Question

Consider a conditional Poisson process in which the rate \(L\) is, as in Example \(5.29\), gamma distributed with parameters \(m\) and \(p\). Find the conditional density function of \(L\) given that \(N(t)=n\).

Short answer

The conditional density function of L, given that N(t) = n, is: \[ f_{L|N(t) = n}(l) = C e^{-(l+p)t} (lt)^n p^m l^{m - 1} \] Where C is some normalization constant.

Step-by-step solution

Recall the Density Functions of Poisson and Gamma Distributions

The probability mass function of a Poisson distribution with rate L is given by: \[ P(N(t) = n) = e^{-Lt} \frac{(Lt)^n}{n!} \] The probability density function of a gamma distribution with parameters m and p is given by: \[ f_L(l) = \frac{p^m l^{m-1} e^{-pl}}{\Gamma(m)} \] We are looking for the conditional density function: \[ f_{L|N(t) = n}(l) = P(L = l \mid N(t) = n) \]

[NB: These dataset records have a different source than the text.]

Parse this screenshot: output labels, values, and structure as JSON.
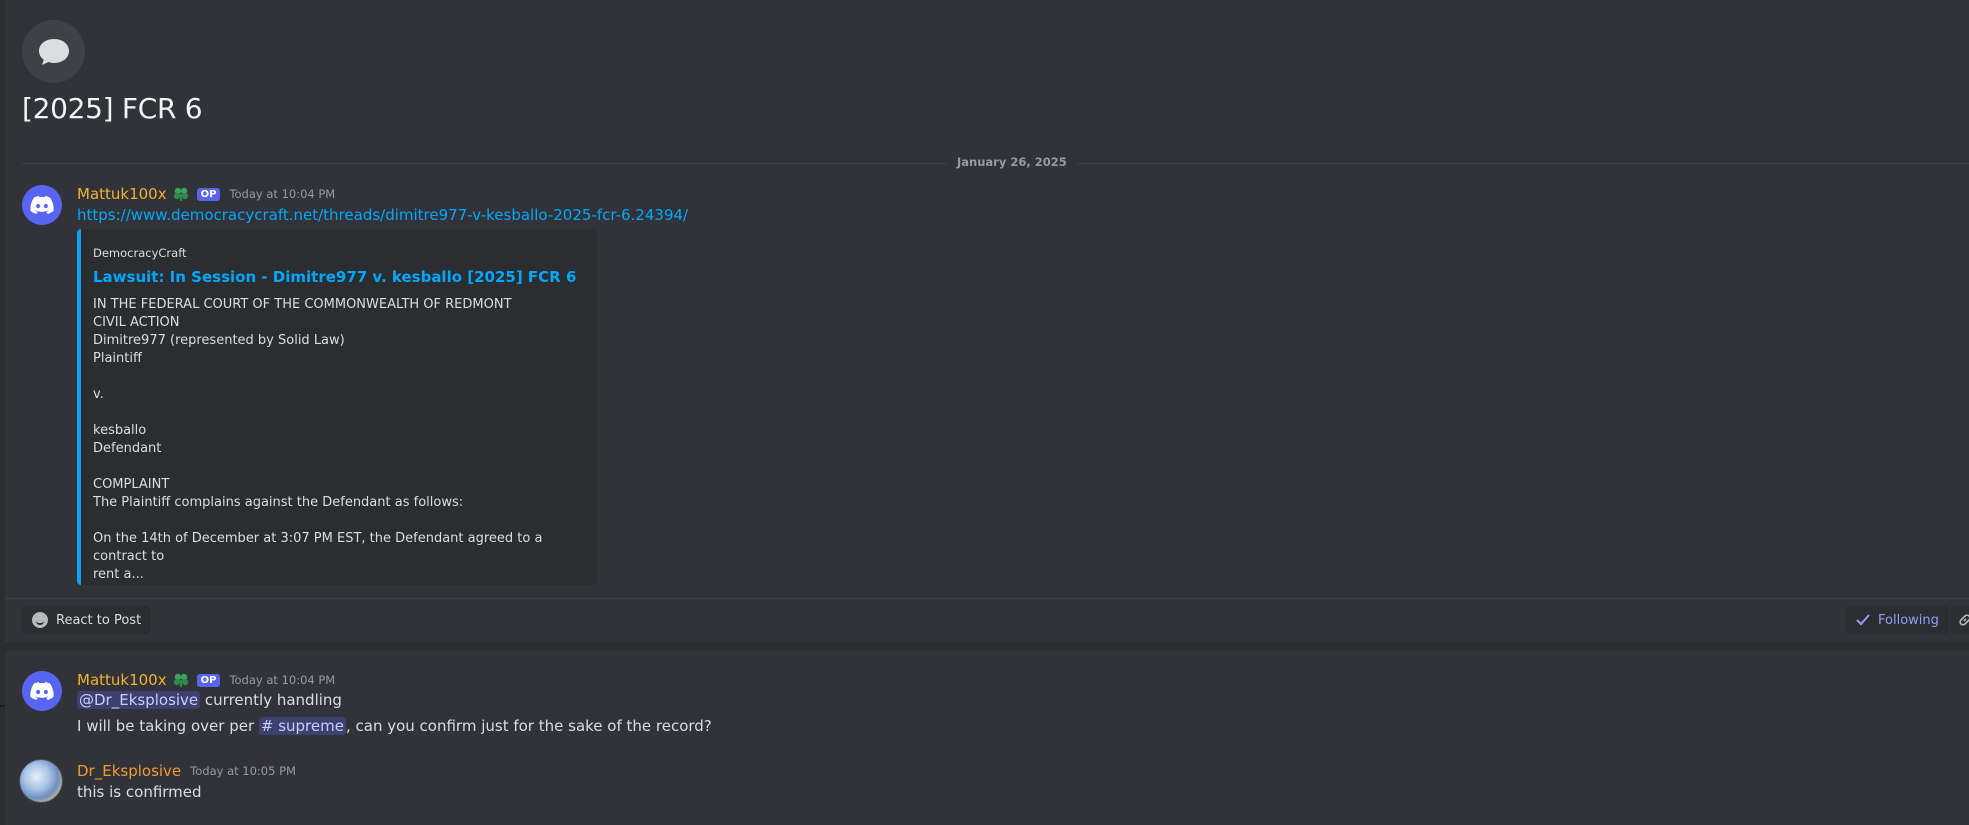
{
  "thread": {
    "title": "[2025] FCR 6",
    "icon": "chat-bubble-icon"
  },
  "date_divider": "January 26, 2025",
  "post": {
    "author": "Mattuk100x",
    "op_badge": "OP",
    "timestamp": "Today at 10:04 PM",
    "link": "https://www.democracycraft.net/threads/dimitre977-v-kesballo-2025-fcr-6.24394/",
    "embed": {
      "provider": "DemocracyCraft",
      "title": "Lawsuit: In Session - Dimitre977 v. kesballo [2025] FCR 6",
      "lines": [
        "IN THE FEDERAL COURT OF THE COMMONWEALTH OF REDMONT",
        "CIVIL ACTION",
        "Dimitre977 (represented by Solid Law)",
        "Plaintiff",
        "",
        "v.",
        "",
        "kesballo",
        "Defendant",
        "",
        "COMPLAINT",
        "The Plaintiff complains against the Defendant as follows:",
        "",
        "On the 14th of December at 3:07 PM EST, the Defendant agreed to a contract to",
        "rent a..."
      ]
    },
    "accent_color": "#0fa0f0"
  },
  "actions": {
    "react_label": "React to Post",
    "following_label": "Following"
  },
  "reply1": {
    "author": "Mattuk100x",
    "op_badge": "OP",
    "timestamp": "Today at 10:04 PM",
    "mention": "@Dr_Eksplosive",
    "line1_rest": " currently handling",
    "line2_before": "I will be taking over per ",
    "channel_mention": "# supreme",
    "line2_after": ", can you confirm just for the sake of the record?"
  },
  "reply2": {
    "author": "Dr_Eksplosive",
    "timestamp": "Today at 10:05 PM",
    "text": "this is confirmed"
  },
  "colors": {
    "background": "#323339",
    "username_op": "#f0b232",
    "username_other": "#f09a32",
    "link": "#00a8fc",
    "brand": "#5865f2"
  }
}
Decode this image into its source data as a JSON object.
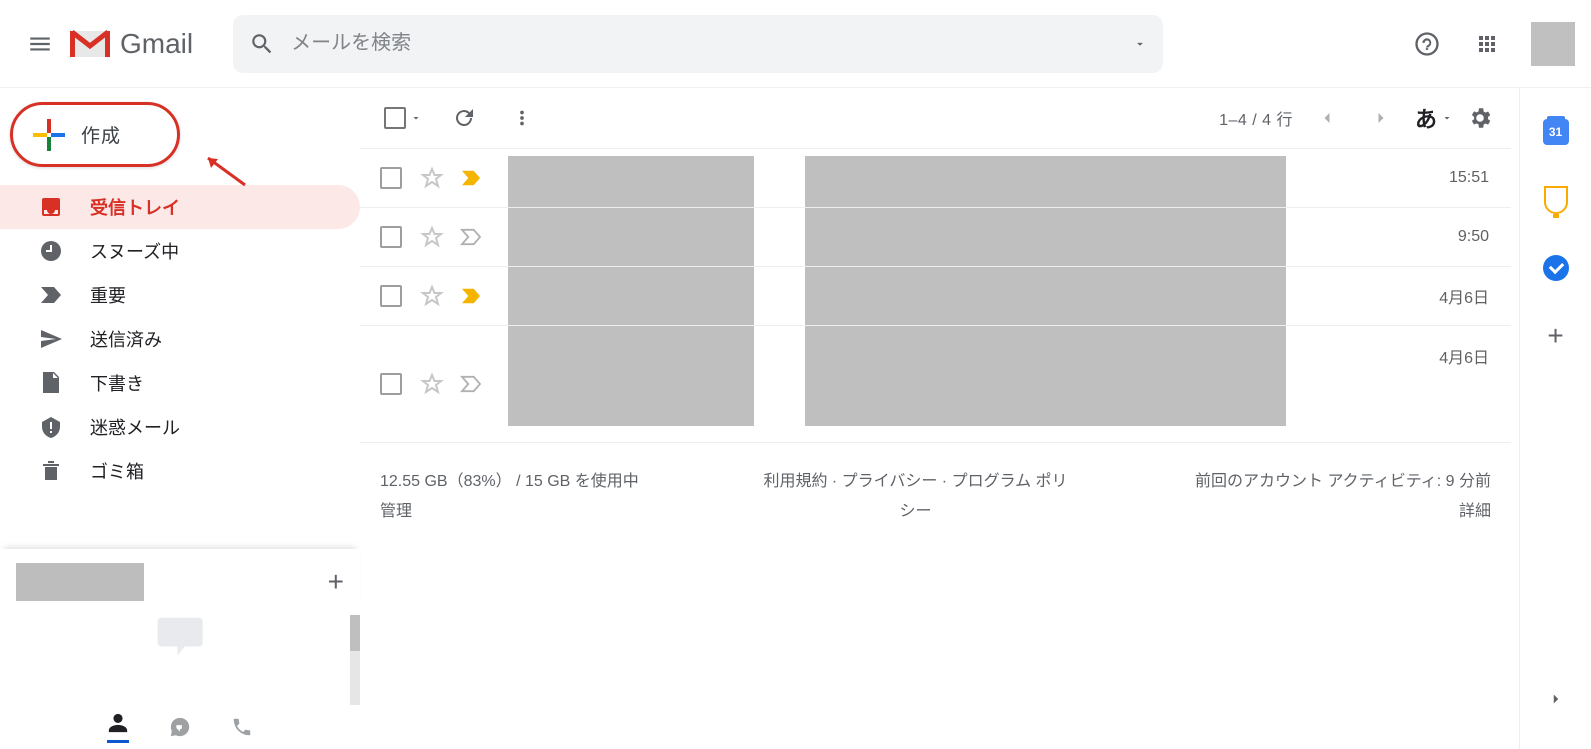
{
  "header": {
    "product": "Gmail",
    "search_placeholder": "メールを検索",
    "calendar_day": "31"
  },
  "compose": {
    "label": "作成"
  },
  "sidebar": {
    "items": [
      {
        "label": "受信トレイ"
      },
      {
        "label": "スヌーズ中"
      },
      {
        "label": "重要"
      },
      {
        "label": "送信済み"
      },
      {
        "label": "下書き"
      },
      {
        "label": "迷惑メール"
      },
      {
        "label": "ゴミ箱"
      }
    ]
  },
  "toolbar": {
    "page_count": "1–4 / 4 行",
    "ime_label": "あ"
  },
  "mails": [
    {
      "time": "15:51",
      "important": true
    },
    {
      "time": "9:50",
      "important": false
    },
    {
      "time": "4月6日",
      "important": true
    },
    {
      "time": "4月6日",
      "important": false
    }
  ],
  "footer": {
    "storage_line1": "12.55 GB（83%） / 15 GB を使用中",
    "storage_line2": "管理",
    "policy_line1": "利用規約 · プライバシー · プログラム ポリ",
    "policy_line2": "シー",
    "activity_line1": "前回のアカウント アクティビティ: 9 分前",
    "activity_line2": "詳細"
  }
}
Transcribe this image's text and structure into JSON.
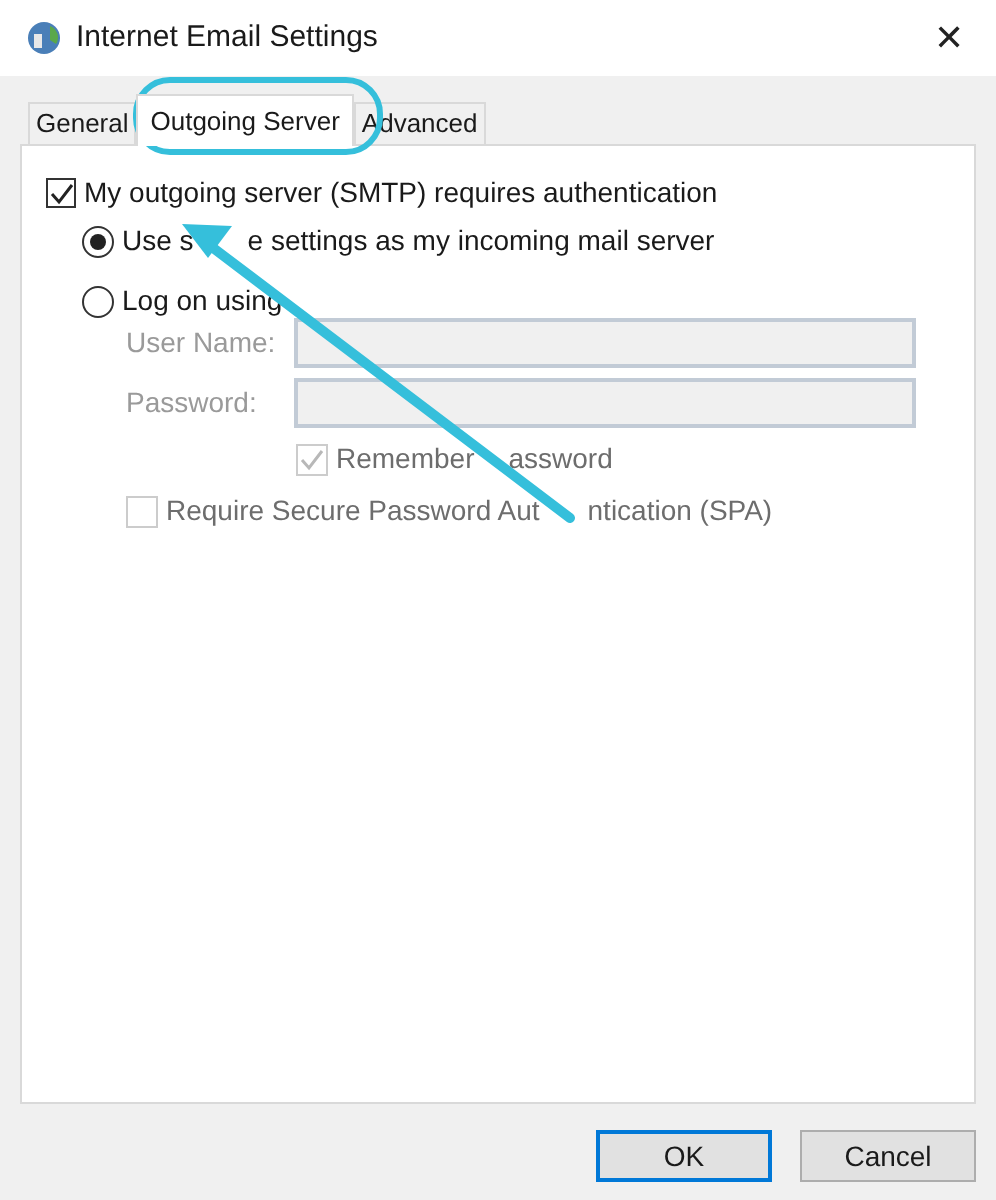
{
  "window": {
    "title": "Internet Email Settings",
    "close": "✕"
  },
  "tabs": [
    {
      "label": "General",
      "selected": false
    },
    {
      "label": "Outgoing Server",
      "selected": true
    },
    {
      "label": "Advanced",
      "selected": false
    }
  ],
  "smtp_auth": {
    "label": "My outgoing server (SMTP) requires authentication",
    "checked": true
  },
  "auth_options": [
    {
      "label_parts": [
        "Use s",
        "e settings as my incoming mail server"
      ],
      "selected": true
    },
    {
      "label_parts": [
        "Log on using"
      ],
      "selected": false
    }
  ],
  "fields": [
    {
      "label": "User Name:",
      "disabled": true
    },
    {
      "label": "Password:",
      "disabled": true
    }
  ],
  "remember_password": {
    "label_parts": [
      "Remember",
      "assword"
    ],
    "checked": true,
    "disabled": true
  },
  "spa": {
    "label_parts": [
      "Require Secure Password Aut",
      "ntication (SPA)"
    ],
    "checked": false,
    "disabled": true
  },
  "buttons": [
    {
      "label": "OK",
      "default": true
    },
    {
      "label": "Cancel",
      "default": false
    }
  ]
}
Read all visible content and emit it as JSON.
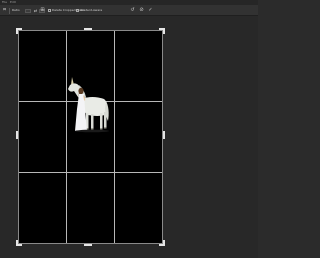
{
  "menubar": {
    "items": [
      "File",
      "Edit",
      "Image",
      "Layer",
      "Type",
      "Select",
      "Filter",
      "3D",
      "View",
      "Window",
      "Help"
    ]
  },
  "options": {
    "tool_icon": "crop-icon",
    "ratio_label": "Ratio",
    "straighten_label": "Straighten",
    "delete_pixels_label": "Delete Cropped Pixels",
    "content_aware_label": "Content-Aware",
    "reset_icon": "reset-icon",
    "cancel_icon": "cancel-icon",
    "commit_icon": "check-icon"
  },
  "canvas": {
    "background": "#000000",
    "overlay": "rule-of-thirds",
    "subject": "woman in white dress with white unicorn"
  },
  "colors": {
    "app_bg": "#2b2b2b",
    "grid": "#b8b8b8",
    "handle": "#e6e6e6"
  }
}
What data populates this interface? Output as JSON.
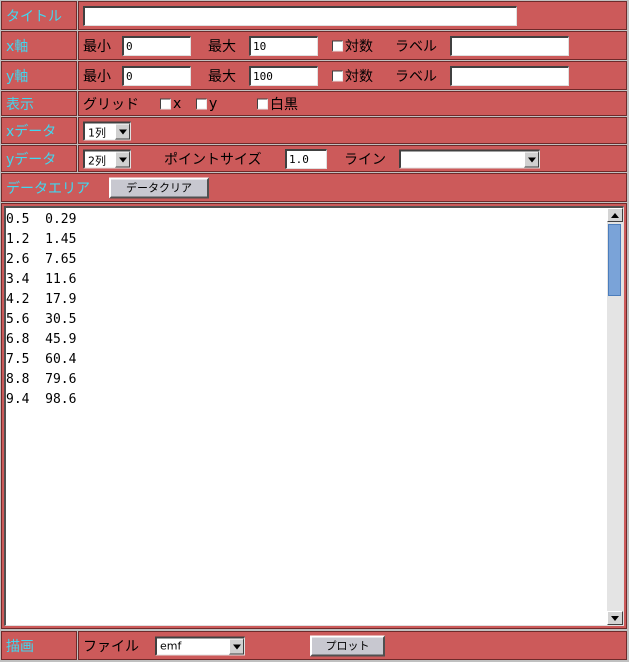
{
  "title_row": {
    "label": "タイトル",
    "value": ""
  },
  "x_axis": {
    "label": "x軸",
    "min_label": "最小",
    "min_value": "0",
    "max_label": "最大",
    "max_value": "10",
    "log_label": "対数",
    "label_label": "ラベル",
    "label_value": ""
  },
  "y_axis": {
    "label": "y軸",
    "min_label": "最小",
    "min_value": "0",
    "max_label": "最大",
    "max_value": "100",
    "log_label": "対数",
    "label_label": "ラベル",
    "label_value": ""
  },
  "display": {
    "label": "表示",
    "grid_label": "グリッド",
    "grid_x_label": "x",
    "grid_y_label": "y",
    "bw_label": "白黒"
  },
  "x_data": {
    "label": "xデータ",
    "column": "1列"
  },
  "y_data": {
    "label": "yデータ",
    "column": "2列",
    "point_size_label": "ポイントサイズ",
    "point_size_value": "1.0",
    "line_label": "ライン",
    "line_value": ""
  },
  "data_area": {
    "label": "データエリア",
    "clear_button": "データクリア",
    "lines": [
      "0.5  0.29",
      "1.2  1.45",
      "2.6  7.65",
      "3.4  11.6",
      "4.2  17.9",
      "5.6  30.5",
      "6.8  45.9",
      "7.5  60.4",
      "8.8  79.6",
      "9.4  98.6"
    ]
  },
  "draw": {
    "label": "描画",
    "file_label": "ファイル",
    "file_format": "emf",
    "plot_button": "プロット"
  }
}
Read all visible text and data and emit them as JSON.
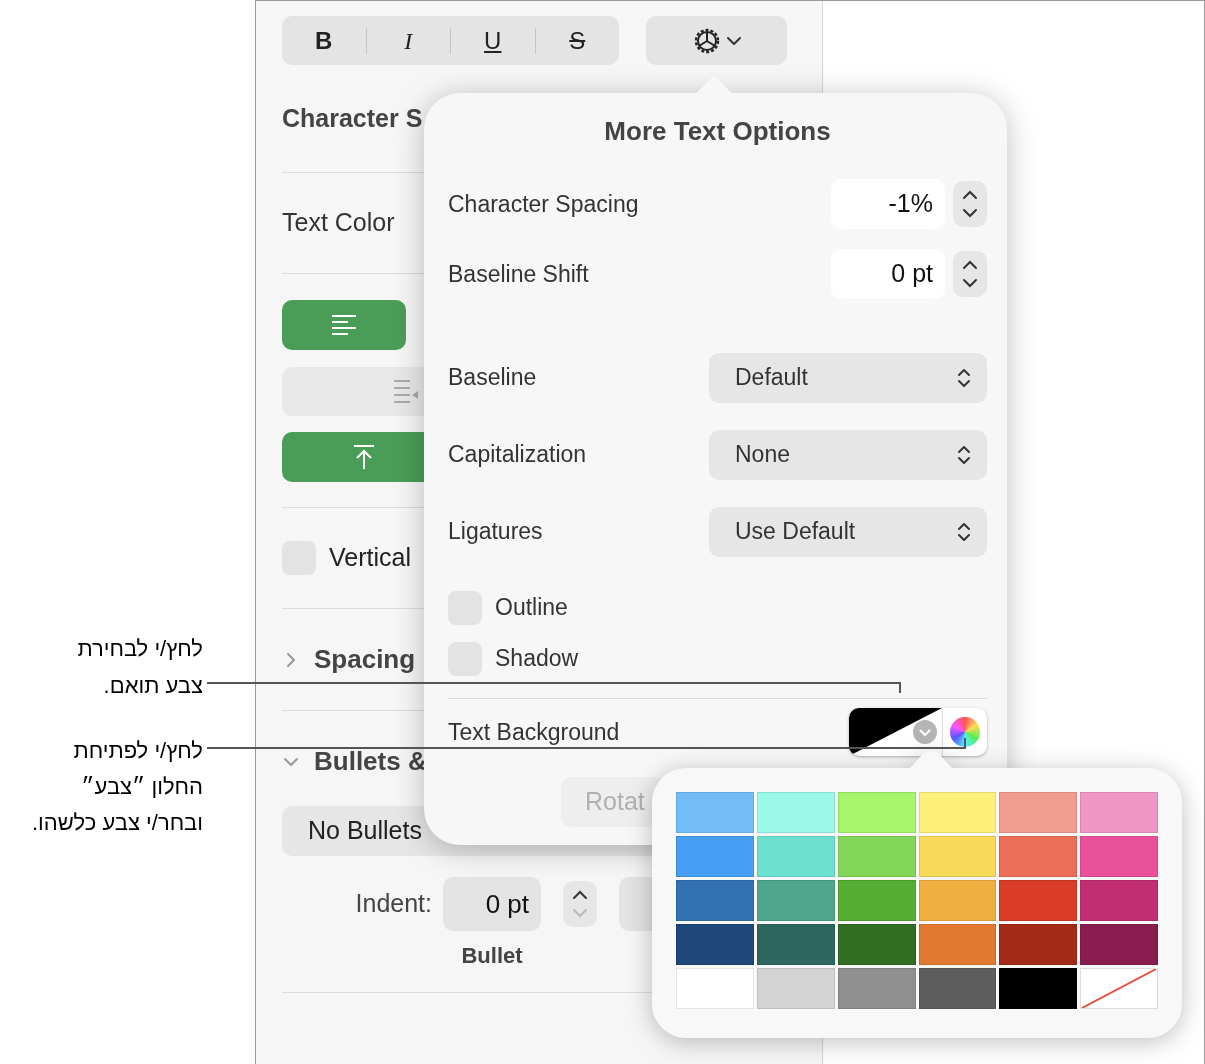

Use the Conditional Probability Formula

Using the conditional probability formula, we have: \[ f_{L|N(t) = n}(l) = \frac{P(N(t) = n \mid L = l) f_L(l)}{P(N(t) = n)} \] Now substitute the Poisson and Gamma distributions into the formula: \[ f_{L|N(t) = n}(l) = \frac{e^{-lt} \frac{(lt)^n}{n!} \cdot \frac{p^m l^{m-1} e^{-pl}}{\Gamma(m)}}{P(N(t) = n)} \]

Simplify the Expression

Simplify the expression by solving the product of the terms: \[ f_{L|N(t) = n}(l) = \frac{e^{-(l+p)t} (lt)^n p^m l^{m - 1}}{n! \Gamma(m) P(N(t) = n)} \]

Calculate the Conditional Density Function

The conditional density function of L, given that N(t) = n, is: \[ f_{L|N(t) = n}(l) = \frac{e^{-(l+p)t} (lt)^n p^m l^{m - 1}}{n! \Gamma(m) P(N(t) = n)} \] Since the denominator does not depend on L and we want to find a density function, we can ignore the denominator in our answer. Therefore, the conditional density function of L, given that N(t) = n, is: \[ f_{L|N(t) = n}(l) = C e^{-(l+p)t} (lt)^n p^m l^{m - 1} \] Where C is some normalization constant.